Они с Всеволодом, переглянувшись, принялись за мрачную работу. Переворачивали липкие от крови тела, обыскивали, рвали одежду. Оказалось, что еще двое из шести убитых носили такой же знак. У одного, плечистого бородача, на предплечье. У другого, молодого и безбородого, на плече. Это не было случайностью. Это была система.
– Что это за дьявольщина? – пророкотал Всеволод, брезгливо ткнув пальцем в метку, но не коснувшись ее. – Бесовское отродье какое-то.
– Это не воровская мета, – сказал Горислав, задумчиво разглядывая знак на первом убитом. Он осторожно провел пальцем по грубой, рубцеватой коже вокруг клейма. – И не знак воина. Это знак принадлежности. Тавро. Как ставят на скотину, чтобы все знали, чей это бык или конь. – Он выпрямился, и его взгляд скользнул по черной стене леса.
Радомир смотрел на этот уродливый символ, и в его голове с пугающей ясностью все начало складываться в единую картину. Искаженный серп, начертанный на двери в Перелесье. Эта спираль с вороньим пером, выжженная на телах разбойников в лесу. Это не были разные беды. Они были связаны. Он был уверен в этом так же, как в том, что в его руке все еще сжат эфес меча. Беда в его родной деревне и эти лесные тати были ветвями одного черного, гнилого дерева, чьи корни уходили куда-то в непроглядную тьму.
Он резко повернулся к следопыту.
– Их следы, Горислав. Когда ты лагерь обходил, перед тем как мы остановились… откуда они вели?
Горислав поднял на него свои ясные, серьезные глаза, в которых отражалось пламя костра.
– Они вели не со стороны Киева и не со стороны деревень, как у обычных разбойников, что ищут добычу. Их след, четкий и уверенный, шел с запада. Из той стороны, куда мы едем. От Перелесья.

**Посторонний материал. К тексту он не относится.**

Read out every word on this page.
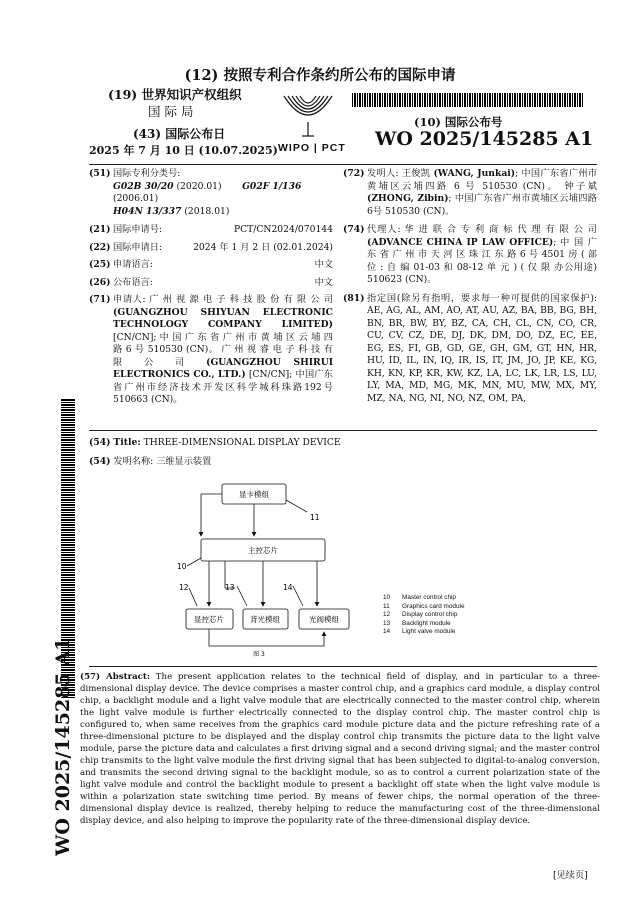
(12) 按照专利合作条约所公布的国际申请
(19) 世界知识产权组织
国 际 局
(43) 国际公布日
2025 年 7 月 10 日 (10.07.2025) WIPO | PCT
(10) 国际公布号
WO 2025/145285 A1
(51) 国际专利分类号:
G02B 30/20 (2020.01) G02F 1/136 (2006.01)
H04N 13/337 (2018.01)
(21) 国际申请号:	PCT/CN2024/070144
(22) 国际申请日:	2024 年 1 月 2 日 (02.01.2024)
(25) 申请语言:	中文
(26) 公布语言:	中文
(71) 申请人: 广 州 视 源 电 子 科 技 股 份 有 限 公 司 (GUANGZHOU SHIYUAN ELECTRONIC TECHNOLOGY COMPANY LIMITED) [CN/CN]; 中 国 广 东 省 广 州 市 黄 埔 区 云 埔 四 路 6 号 510530 (CN)。 广 州 视 睿 电 子 科 技 有 限 公 司 (GUANGZHOU SHIRUI ELECTRONICS CO., LTD.) [CN/CN]; 中国广东省广州市经济技术开发区科学城科珠路192号 510663 (CN)。
(72) 发明人: 王俊凯 (WANG, Junkai); 中国广东省广州市黄埔区云埔四路 6 号 510530 (CN)。 钟子斌 (ZHONG, Zibin); 中国广东省广州市黄埔区云埔四路6号 510530 (CN)。
(74) 代理人: 华 进 联 合 专 利 商 标 代 理 有 限 公 司 (ADVANCE CHINA IP LAW OFFICE); 中 国 广 东 省 广 州 市 天 河 区 珠 江 东 路 6 号 4501 房 ( 部 位 : 自 编 01-03 和 08-12 单 元 ) ( 仅 限 办公用途) 510623 (CN)。
(81) 指定国(除另有指明，要求每一种可提供的国家保护): AE, AG, AL, AM, AO, AT, AU, AZ, BA, BB, BG, BH, BN, BR, BW, BY, BZ, CA, CH, CL, CN, CO, CR, CU, CV, CZ, DE, DJ, DK, DM, DO, DZ, EC, EE, EG, ES, FI, GB, GD, GE, GH, GM, GT, HN, HR, HU, ID, IL, IN, IQ, IR, IS, IT, JM, JO, JP, KE, KG, KH, KN, KP, KR, KW, KZ, LA, LC, LK, LR, LS, LU, LY, MA, MD, MG, MK, MN, MU, MW, MX, MY, MZ, NA, NG, NI, NO, NZ, OM, PA,
(54) Title: THREE-DIMENSIONAL DISPLAY DEVICE
(54) 发明名称: 三维显示装置
显卡模组
主控芯片
显控芯片	背光模组	光阀模组
11
10
12	13	14
图 3
10 Master control chip
11 Graphics card module
12 Display control chip
13 Backlight module
14 Light valve module
(57) Abstract: The present application relates to the technical field of display, and in particular to a three-dimensional display device. The device comprises a master control chip, and a graphics card module, a display control chip, a backlight module and a light valve module that are electrically connected to the master control chip, wherein the light valve module is further electrically connected to the display control chip. The master control chip is configured to, when same receives from the graphics card module picture data and the picture refreshing rate of a three-dimensional picture to be displayed and the display control chip transmits the picture data to the light valve module, parse the picture data and calculates a first driving signal and a second driving signal; and the master control chip transmits to the light valve module the first driving signal that has been subjected to digital-to-analog conversion, and transmits the second driving signal to the backlight module, so as to control a current polarization state of the light valve module and control the backlight module to present a backlight off state when the light valve module is within a polarization state switching time period. By means of fewer chips, the normal operation of the three-dimensional display device is realized, thereby helping to reduce the manufacturing cost of the three-dimensional display device, and also helping to improve the popularity rate of the three-dimensional display device.
WO 2025/145285 A1
[见续页]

В лесу снова воцарилась тишина. Но теперь она была другой. Это была уже не просто давящая тишина затаившейся природы. Это была враждебная тишина земли, которая знала, что на ней ходят чужаки. И она их не ждала.
Бой схлынул, как внезапная гроза. Грохот битвы, яростные крики, лязг стали и предсмертные хрипы – все это оборвалось, и на поляну обрушилась тяжелая, вязкая тишина. В этой тишине неестественно громко слышалось собственное сбившееся дыхание и глухой стук крови в висках. Воздух, до этого свежий и прохладный, стал густым, удушливым. Он наполнился густым, медным запахом свежей крови, который смешивался с горьким ароматом потревоженной и растоптанной лесной хвои и едким, маслянистым дымом от вырванного из костра факела.